San Finna : Alternance 2005 a engagé un combat contre la candidature de Blaise Compaoré qu’elle va perdre d’après vous au niveau du Conseil Constitutionnel. Qu’en est-il de cette autre bataille pour un code électoral permettant des élections transparentes et loyales ?

Me H.Y : Il faut relativiser les choses. On peut perdre la bataille de l’article 37 devant le Conseil constitutionnel mais sans perdre pour autant la guerre que nous avons engagée contre la violation de cet article. C’est en tout cas mon point de vue car, conformément au Mémorandum sur l’article 37 du 23/02/2004 (signé par la CDS, la CPS, le FFS, le FPC, le GDP, l’OBU, le PAI, le PDP-PS, le PDS, le PFID, le RDEB, l’UDPI, l’UNDD, l’UNIR/MS), j’entends appeler " le Peuple du Burkina Faso à la mobilisation, en tant que dernier rempart contre l’arbitraire, pour :

- s’opposer à toute violation de la Constitution dont il s’est librement doté le 2 juin 1991, sans tripatouillages d’une majorité plus préoccupée par ses intérêts matériels que par son devoir de représentation véritable de ses mandants ;

- dire son refus de la déification d’un homme et de l’instauration d’une monarchie au Burkina Faso ", pour reprendre les termes du Mémorandum.
Oui, j’entends lutter donc par tous les moyens légaux et constitutionnels contre cette forfaiture, et ce "avant, pendant comme après les élections ". Et les armes constitutionnelles ne manquent pas pour mener cette lutte.

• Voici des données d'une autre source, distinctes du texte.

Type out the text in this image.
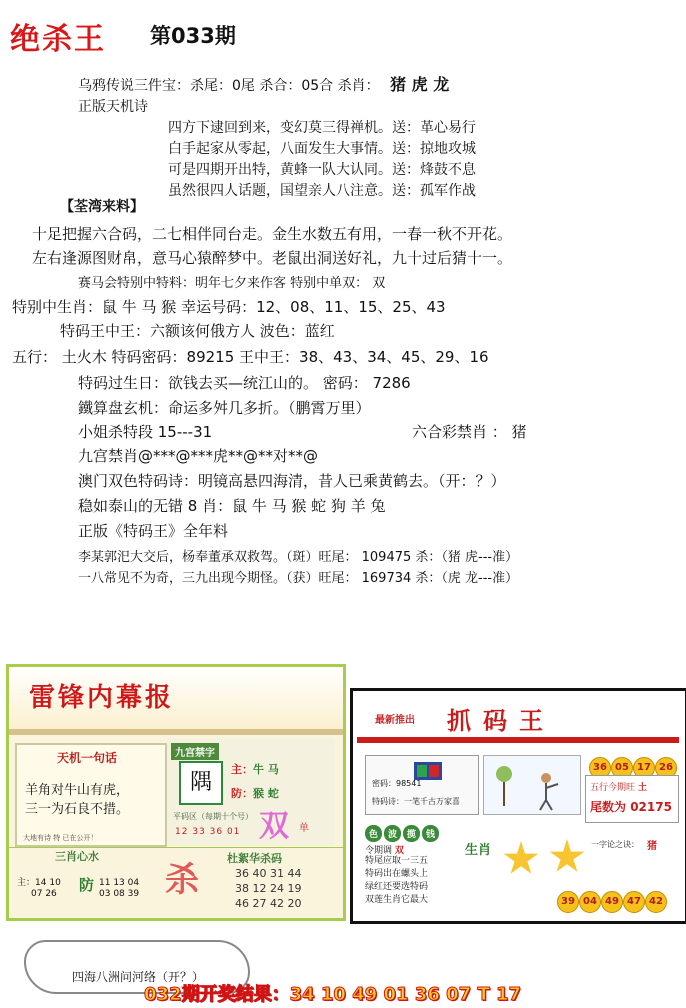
绝杀王 第033期
乌鸦传说三件宝：杀尾：0尾 杀合：05合 杀肖： 猪 虎 龙
正版天机诗
四方下逮回到来，变幻莫三得禅机。送：革心易行
白手起家从零起，八面发生大事情。送：掠地攻城
可是四期开出特，黄蜂一队大认同。送：烽鼓不息
虽然很四人话题，国望亲人八注意。送：孤军作战
【荃湾来料】
十足把握六合码，二七相伴同台走。金生水数五有用，一春一秋不开花。
左右逢源图财帛，意马心猿醉梦中。老鼠出洞送好礼，九十过后猜十一。
赛马会特别中特料：明年七夕来作客 特别中单双： 双
特别中生肖：鼠 牛 马 猴 幸运号码：12、08、11、15、25、43
特码王中王：六额该何俄方人 波色：蓝红
五行： 土火木 特码密码：89215 王中王：38、43、34、45、29、16
特码过生日：欲钱去买—统江山的。 密码： 7286
鐵算盘玄机：命运多舛几多折。（鹏霄万里）
小姐杀特段 15---31	六合彩禁肖 ： 猪
九宫禁肖@***@***虎**@**对**@
澳门双色特码诗：明镜高悬四海清，昔人已乘黄鹤去。（开：？）
稳如泰山的无错 8 肖：鼠 牛 马 猴 蛇 狗 羊 兔
正版《特码王》全年料
李某郭汜大交后，杨奉董承双救驾。（斑）旺尾： 109475 杀：（猪 虎---准）
一八常见不为奇，三九出现今期怪。（获）旺尾： 169734 杀：（虎 龙---准）
雷锋内幕报
天机一句话
羊角对牛山有虎，
三一为石良不措。
大地有诗 特 已在公开！
九宫禁字
隅
主：牛 马
防：猴 蛇
平码区（每期十个号）
12 33 36 01 双 单
三肖心水
主：14 10
07 26 防 11 13 04
03 08 39 杀
杜絮华杀码
36 40 31 44
38 12 24 19
46 27 42 20
最新推出 抓码王
密码：98541
特码诗：一笔千古万家喜
36 05 17 26
五行今期旺 土
尾数为 02175
色 波 揽 钱
令期调 双
特尾应取一三五
特码出在螺头上
绿红还要选特码
双莲生肖它最大
生肖	一字论之诀： 猪
39 04 49 47 42
四海八洲问河络（开？）
032期开奖结果：34 10 49 01 36 07 T 17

S’agissant maintenant du deuxième point, celui de la transparence, le constat est que sur ce plan, nous sommes toujours engagés dans le combat. Pour l’heure, je ne vois pas que nous ayons marqué des points au contraire, nous avons reculé. Quelques exemples : le mode de scrutin modifié pour permettre au parti majoritaire d’écraser les autres partis ; le calendrier électoral inversé de façon honteuse ; les Burkinabé de l’extérieur interdits de vote ; le recours à la multitude de documents d’identification pour l’établissement des listes ; l’autorisation donnée à des individus de récupérer les cartes de toute la famille en zone rurale, et même en ville.

Tout ça ne va pas dans le sens de l’approfondissement de la transparence et, quand on ajoutera que la mesure-phare (qui aurait permis d’amoindrir les fraudes) que nous avons demandée : la photo et les empreintes digitales apposées sur la carte d’électeur, a été rejetée, on comprendra que les élections ne se passeront pas sous le sceau de la transparence et de la loyauté.

San Finna : Vous semblez plutôt pessimiste par rapport à l’efficacité du processus électoral ?

Me H.Y : Qui ne le serait pas lorsqu’on observe comment le pouvoir s’est emmuré dans un refus du dialogue politique, lorsqu’on voit à quel point il a réalisé un hold-up sur le processus électoral à travers particulièrement les instruments électoraux qui sont censés le surveiller de bout en bout ? Regardez où nous sommes rendus avec l’informatisation du fichier électoral : un vrai gâchis.

En l’ayant conduit en solitaire sans permettre que l’opposition puisse obtenir un audit, sans prendre les dispositions pour que le code d’accès ne soit pas entre les seules mains du pouvoir et de ses démembrements, on a permis de monter un logiciel terrible qui montre déjà ses effets dévastateurs.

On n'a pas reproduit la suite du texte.